The sum of and product of the roots of a quadratic equation are given as:
 $
  S = \dfrac{{Coeff.{\text{ }}of{\text{ }}x}}{{const.}} \\
  P = \dfrac{{Coeff.{\text{ }}of{\text{ }}{x^2}}}{{const.}} \;
  $
For the given quadratic equation:
 $
  \tan A + \tan B = \dfrac{{{c^2}}}{{ab}} \\
  \tan A \times \tan B = \dfrac{{ab}}{{ab}} = 1 \\
  $
From the identity of sum of angles of tan:
 $ \tan (A + B) = \dfrac{{\tan A + \tan B}}{{1 - \tan A \times \tan B}} $
Substituting the values, we get:
 $
  \tan (A + B) = \dfrac{{\dfrac{{{c^2}}}{{ab}}}}{{1 - 1}} \\
  \tan (A + B) = \dfrac{{\dfrac{{{c^2}}}{{ab}}}}{0} \\
   \Rightarrow \tan (A + B) = \infty \\
   \Rightarrow \tan (A + B) = \tan \dfrac{\pi }{2}\left( {\because \tan \dfrac{\pi }{2} = \infty } \right) \;
  $
We can now get the value of the angles of the triangle ABC.

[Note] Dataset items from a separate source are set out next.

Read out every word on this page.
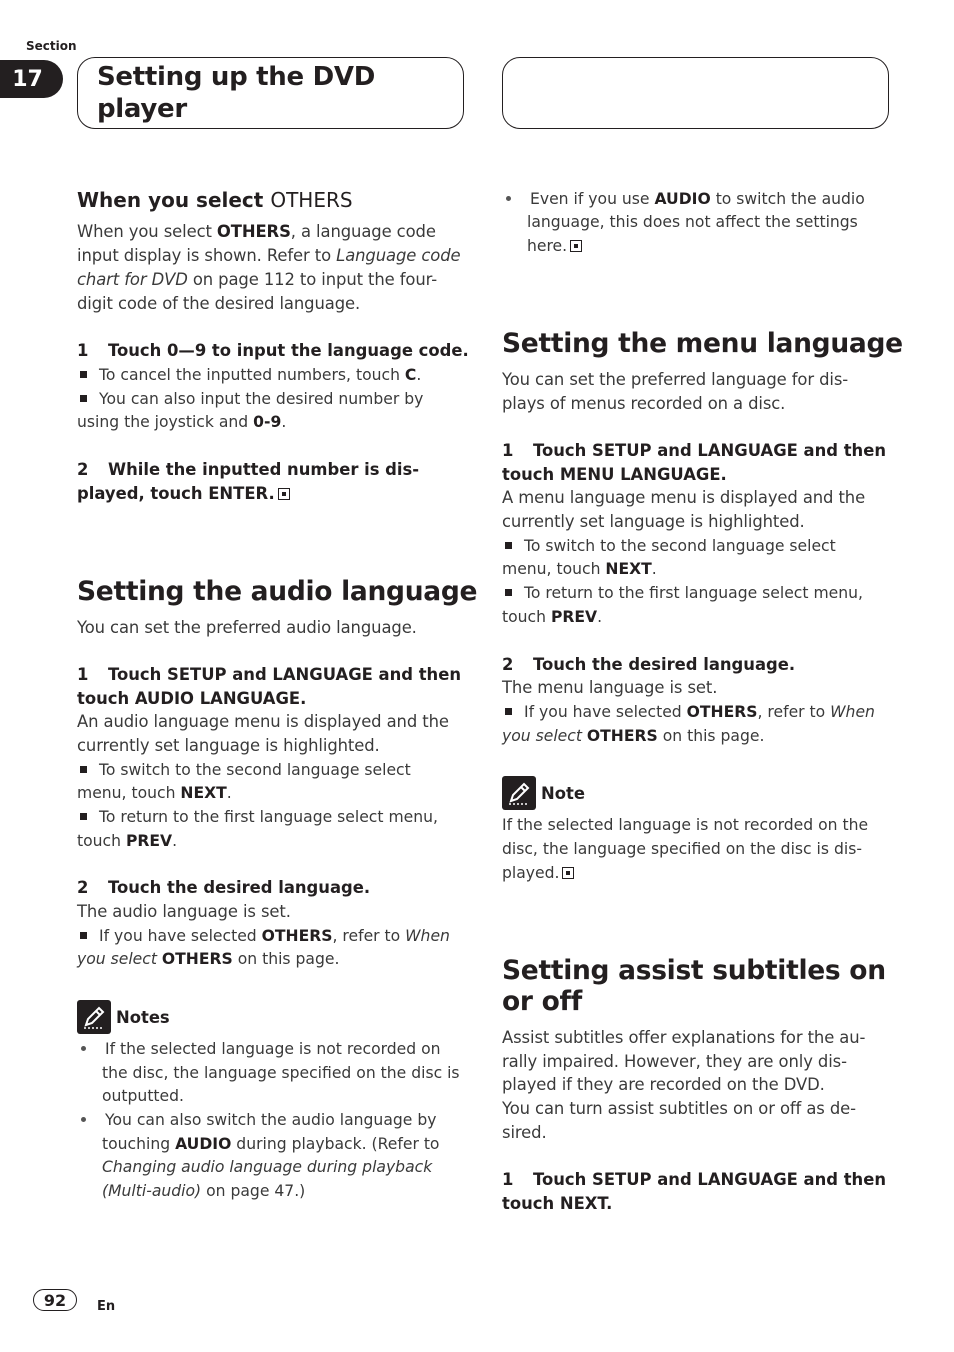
Section
17	Setting up the DVD player
When you select OTHERS
When you select OTHERS, a language code
input display is shown. Refer to Language code
chart for DVD on page 112 to input the four-
digit code of the desired language.
1 Touch 0—9 to input the language code.
To cancel the inputted numbers, touch C.
You can also input the desired number by
using the joystick and 0-9.
2 While the inputted number is dis-
played, touch ENTER.
Setting the audio language
You can set the preferred audio language.
1 Touch SETUP and LANGUAGE and then
touch AUDIO LANGUAGE.
An audio language menu is displayed and the
currently set language is highlighted.
To switch to the second language select
menu, touch NEXT.
To return to the first language select menu,
touch PREV.
2 Touch the desired language.
The audio language is set.
If you have selected OTHERS, refer to When
you select OTHERS on this page.
Notes
If the selected language is not recorded on
the disc, the language specified on the disc is
outputted.
You can also switch the audio language by
touching AUDIO during playback. (Refer to
Changing audio language during playback
(Multi-audio) on page 47.)
Even if you use AUDIO to switch the audio
language, this does not affect the settings
here.
Setting the menu language
You can set the preferred language for dis-
plays of menus recorded on a disc.
1 Touch SETUP and LANGUAGE and then
touch MENU LANGUAGE.
A menu language menu is displayed and the
currently set language is highlighted.
To switch to the second language select
menu, touch NEXT.
To return to the first language select menu,
touch PREV.
2 Touch the desired language.
The menu language is set.
If you have selected OTHERS, refer to When
you select OTHERS on this page.
Note
If the selected language is not recorded on the
disc, the language specified on the disc is dis-
played.
Setting assist subtitles on
or off
Assist subtitles offer explanations for the au-
rally impaired. However, they are only dis-
played if they are recorded on the DVD.
You can turn assist subtitles on or off as de-
sired.
1 Touch SETUP and LANGUAGE and then
touch NEXT.
92	En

 $ A + B = \dfrac{\pi }{2} $
Sum of all the three angles in a triangle is 180°.
 $
  A + B + C = {180^\circ } \\
   \Rightarrow \dfrac{\pi }{2} + C = {180^\circ } \\
   \Rightarrow C = {180^\circ } - {90^\circ }\left( {\because \dfrac{\pi }{2} = {{90}^\circ }} \right) \\
   \Rightarrow C = {90^\circ } \;
  $
So the triangle can be drawn as:

We can calculate the sine of respective angles using the formula for sine.

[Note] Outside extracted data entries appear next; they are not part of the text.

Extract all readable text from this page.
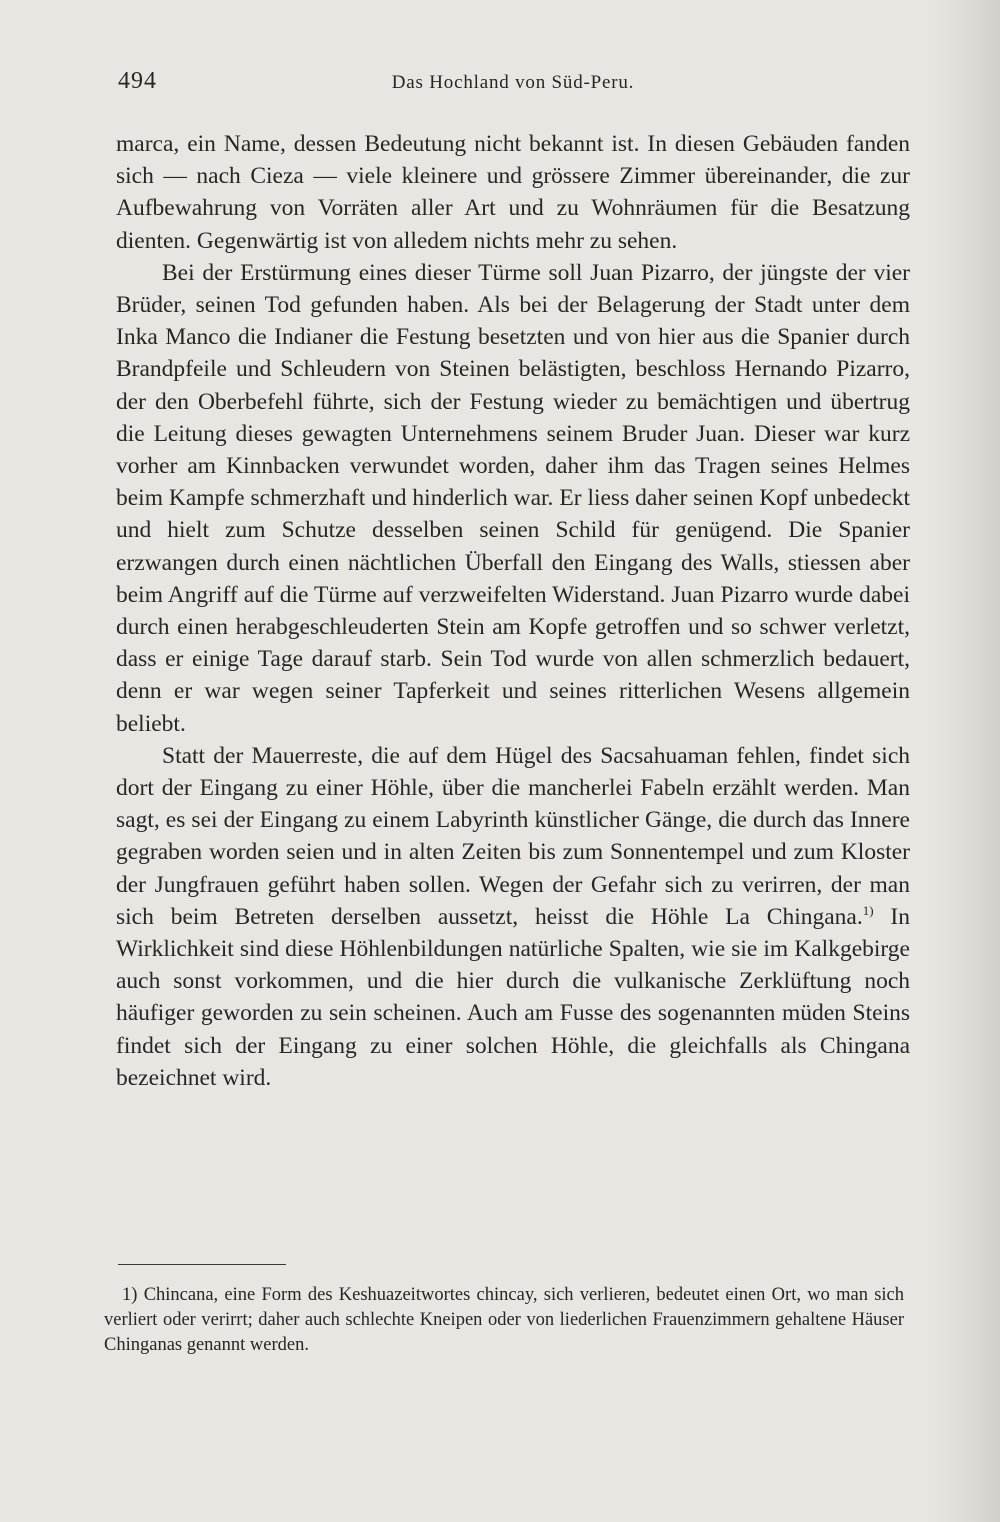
494	Das Hochland von Süd-Peru.

marca, ein Name, dessen Bedeutung nicht bekannt ist. In diesen Gebäuden fanden sich — nach Cieza — viele kleinere und grössere Zimmer übereinander, die zur Aufbewahrung von Vorräten aller Art und zu Wohnräumen für die Besatzung dienten. Gegenwärtig ist von alledem nichts mehr zu sehen.

Bei der Erstürmung eines dieser Türme soll Juan Pizarro, der jüngste der vier Brüder, seinen Tod gefunden haben. Als bei der Belagerung der Stadt unter dem Inka Manco die Indianer die Festung besetzten und von hier aus die Spanier durch Brandpfeile und Schleudern von Steinen belästigten, beschloss Hernando Pizarro, der den Oberbefehl führte, sich der Festung wieder zu bemächtigen und übertrug die Leitung dieses gewagten Unternehmens seinem Bruder Juan. Dieser war kurz vorher am Kinnbacken verwundet worden, daher ihm das Tragen seines Helmes beim Kampfe schmerzhaft und hinderlich war. Er liess daher seinen Kopf unbedeckt und hielt zum Schutze desselben seinen Schild für genügend. Die Spanier erzwangen durch einen nächtlichen Überfall den Eingang des Walls, stiessen aber beim Angriff auf die Türme auf verzweifelten Widerstand. Juan Pizarro wurde dabei durch einen herabgeschleuderten Stein am Kopfe getroffen und so schwer verletzt, dass er einige Tage darauf starb. Sein Tod wurde von allen schmerzlich bedauert, denn er war wegen seiner Tapferkeit und seines ritterlichen Wesens allgemein beliebt.

Statt der Mauerreste, die auf dem Hügel des Sacsahuaman fehlen, findet sich dort der Eingang zu einer Höhle, über die mancherlei Fabeln erzählt werden. Man sagt, es sei der Eingang zu einem Labyrinth künstlicher Gänge, die durch das Innere gegraben worden seien und in alten Zeiten bis zum Sonnentempel und zum Kloster der Jungfrauen geführt haben sollen. Wegen der Gefahr sich zu verirren, der man sich beim Betreten derselben aussetzt, heisst die Höhle La Chingana.$^{1)}$ In Wirklichkeit sind diese Höhlenbildungen natürliche Spalten, wie sie im Kalkgebirge auch sonst vorkommen, und die hier durch die vulkanische Zerklüftung noch häufiger geworden zu sein scheinen. Auch am Fusse des sogenannten müden Steins findet sich der Eingang zu einer solchen Höhle, die gleichfalls als Chingana bezeichnet wird.

1) Chincana, eine Form des Keshuazeitwortes chincay, sich verlieren, bedeutet einen Ort, wo man sich verliert oder verirrt; daher auch schlechte Kneipen oder von liederlichen Frauenzimmern gehaltene Häuser Chinganas genannt werden.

 $ \sin \theta = \dfrac{{perpendicular}}{{hypotenuse}} $
 $
   \Rightarrow \sin A = \dfrac{{BC}}{{AB}} \\
   \Rightarrow \sin B = \dfrac{{AC}}{{AB}} \\
   \Rightarrow \sin C = 1\left( {\because \sin 90 = 1} \right) \;
  $
Now, according to the question we have to prove that $ {\sin ^2}A + {\sin ^2}B + {\sin ^2}C = 2 $ , so:
 $
  {\sin ^2}A + {\sin ^2}B + {\sin ^2}C = \dfrac{{B{C^2}}}{{A{B^2}}} + \dfrac{{A{C^2}}}{{A{B^2}}} + 1 \\
  {\sin ^2}A + {\sin ^2}B + {\sin ^2}C = \dfrac{{B{C^2} + A{C^2}}}{{A{B^2}}} + 1 \;
  $
From Pythagoras theorem:
 $ {H^2} = {P^2} + {B^2} $ , here,
Hypotenuse (H) = AB
Perpendicular = AC
Base (B) = BC
 $ \Rightarrow A{B^2} = A{C^2} + B{C^2} $
Substituting this, we get:
 $
  {\sin ^2}A + {\sin ^2}B + {\sin ^2}C = \dfrac{{A{B^2}}}{{A{B^2}}} + 1 \\
  {\sin ^2}A + {\sin ^2}B + {\sin ^2}C = 1 + 1 \\
  {\sin ^2}A + {\sin ^2}B + {\sin ^2}C = 2 \;
  $
Hence, the given statement is proved.

Note: We can apply Pythagoras theorems only on right-angled triangles where one of the angles is of 90°.In a quadratic equation, the maximum degree of a variable is 2, that is how we identify the given equation as quadratic.We can write the angle of 90° or $ \dfrac{\pi }{2} $ according to the needs, both representing the same measure of angle.
The perpendicular side for an angle is the side opposite to it.